THE LAST UNICORN by Peter S. Beagle



The Last Unicorn is a 1968 fantasy novel by Peter S. Beagle. The eponymous unicorn sets out with several human companions to find the rest of her kind and to confront numerous obstacles, including the monstrous Red Bull.

Beagle writes beautifully and charmingly, almost poetically, and The Last Unicorn is worth reading for that reason alone. The novel is humorously anachronistic in places, and it’s sprinkled profusely with little literary delights: a turn of phrase here, a choice of word there. It’s delightful just to read Beagle’s sentences.

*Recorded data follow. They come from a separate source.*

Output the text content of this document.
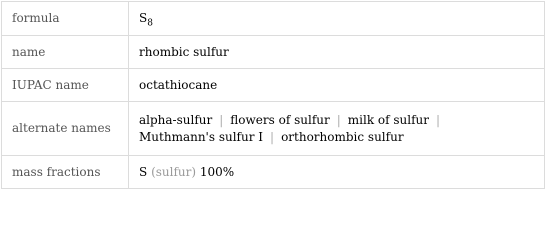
formula	$S_8$
name	rhombic sulfur
IUPAC name	octathiocane
alternate names	alpha-sulfur | flowers of sulfur | milk of sulfur |
Muthmann's sulfur I | orthorhombic sulfur
mass fractions	S (sulfur) 100%
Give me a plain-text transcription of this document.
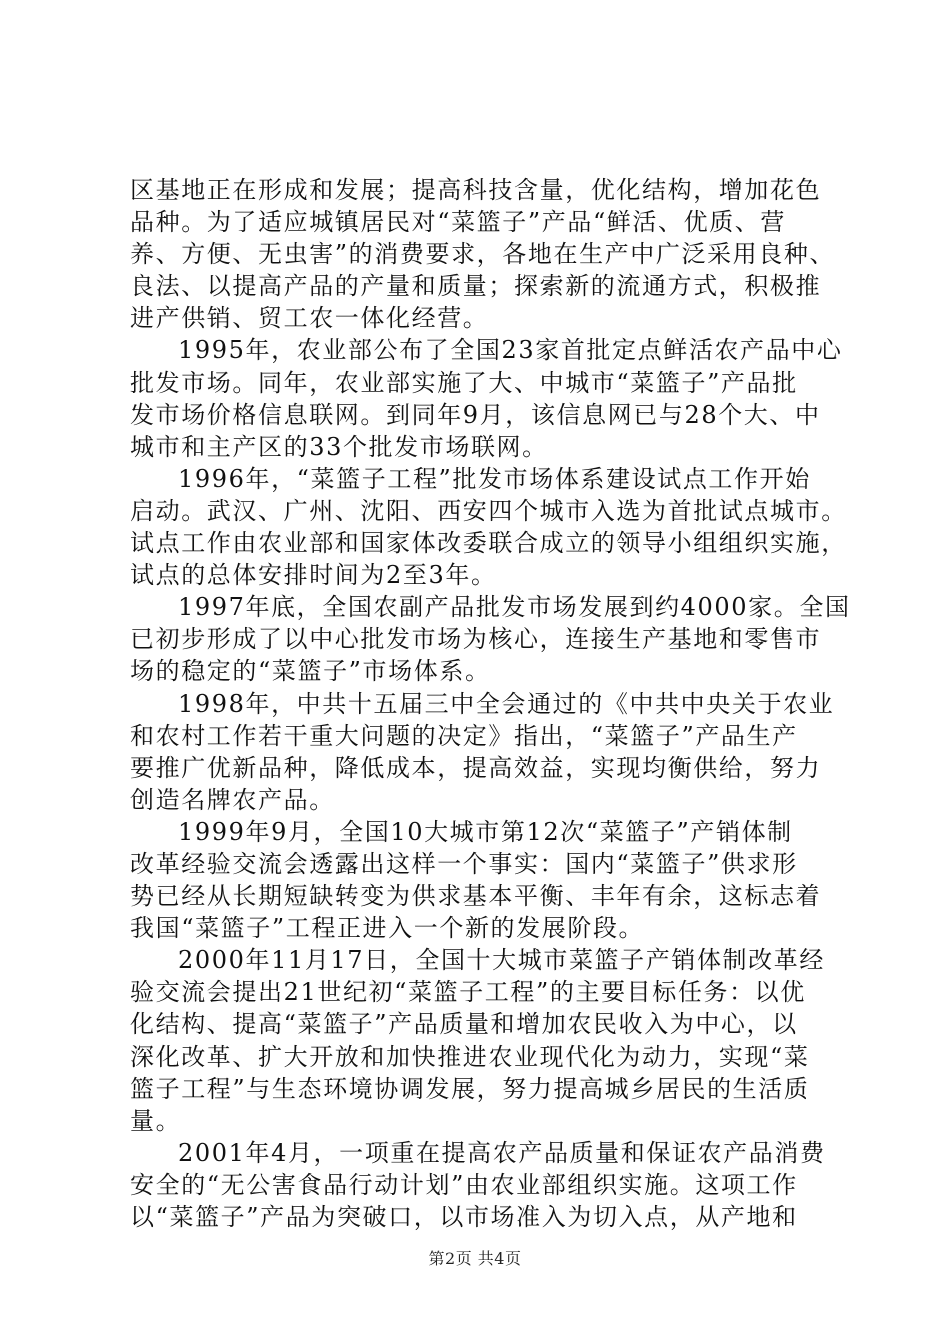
区基地正在形成和发展；提高科技含量，优化结构，增加花色
品种。为了适应城镇居民对“菜篮子”产品“鲜活、优质、营
养、方便、无虫害”的消费要求，各地在生产中广泛采用良种、
良法、以提高产品的产量和质量；探索新的流通方式，积极推
进产供销、贸工农一体化经营。
1995年，农业部公布了全国23家首批定点鲜活农产品中心
批发市场。同年，农业部实施了大、中城市“菜篮子”产品批
发市场价格信息联网。到同年9月，该信息网已与28个大、中
城市和主产区的33个批发市场联网。
1996年，“菜篮子工程”批发市场体系建设试点工作开始
启动。武汉、广州、沈阳、西安四个城市入选为首批试点城市。
试点工作由农业部和国家体改委联合成立的领导小组组织实施，
试点的总体安排时间为2至3年。
1997年底，全国农副产品批发市场发展到约4000家。全国
已初步形成了以中心批发市场为核心，连接生产基地和零售市
场的稳定的“菜篮子”市场体系。
1998年，中共十五届三中全会通过的《中共中央关于农业
和农村工作若干重大问题的决定》指出，“菜篮子”产品生产
要推广优新品种，降低成本，提高效益，实现均衡供给，努力
创造名牌农产品。
1999年9月，全国10大城市第12次“菜篮子”产销体制
改革经验交流会透露出这样一个事实：国内“菜篮子”供求形
势已经从长期短缺转变为供求基本平衡、丰年有余，这标志着
我国“菜篮子”工程正进入一个新的发展阶段。
2000年11月17日，全国十大城市菜篮子产销体制改革经
验交流会提出21世纪初“菜篮子工程”的主要目标任务：以优
化结构、提高“菜篮子”产品质量和增加农民收入为中心，以
深化改革、扩大开放和加快推进农业现代化为动力，实现“菜
篮子工程”与生态环境协调发展，努力提高城乡居民的生活质
量。
2001年4月，一项重在提高农产品质量和保证农产品消费
安全的“无公害食品行动计划”由农业部组织实施。这项工作
以“菜篮子”产品为突破口，以市场准入为切入点，从产地和
第2页 共4页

But the story itself is less than compelling, which can make the novel too easy to put down. While The Last Unicorn is filled with emotion and imagination and post-modernistic self-discovery, the events that transpire aren’t particularly remarkable. They’re the kinds of things that fantasy storytellers make up as they go along. It does seem that Beagle is more interested in raising what he obviously feels are important questions about existence and self than with engaging the reader on the basis of plot. And there’s nothing wrong with that, but it’s not the kind of thing a lot of people like to read, nor is it something that many readers often come to fantasy fiction for.

The Last Unicorn is not for everyone. People who think of it as Beagle himself does are likely to find it profound; others may find it shallow. But anyone who appreciates excellent writing will find it well worth his or her time.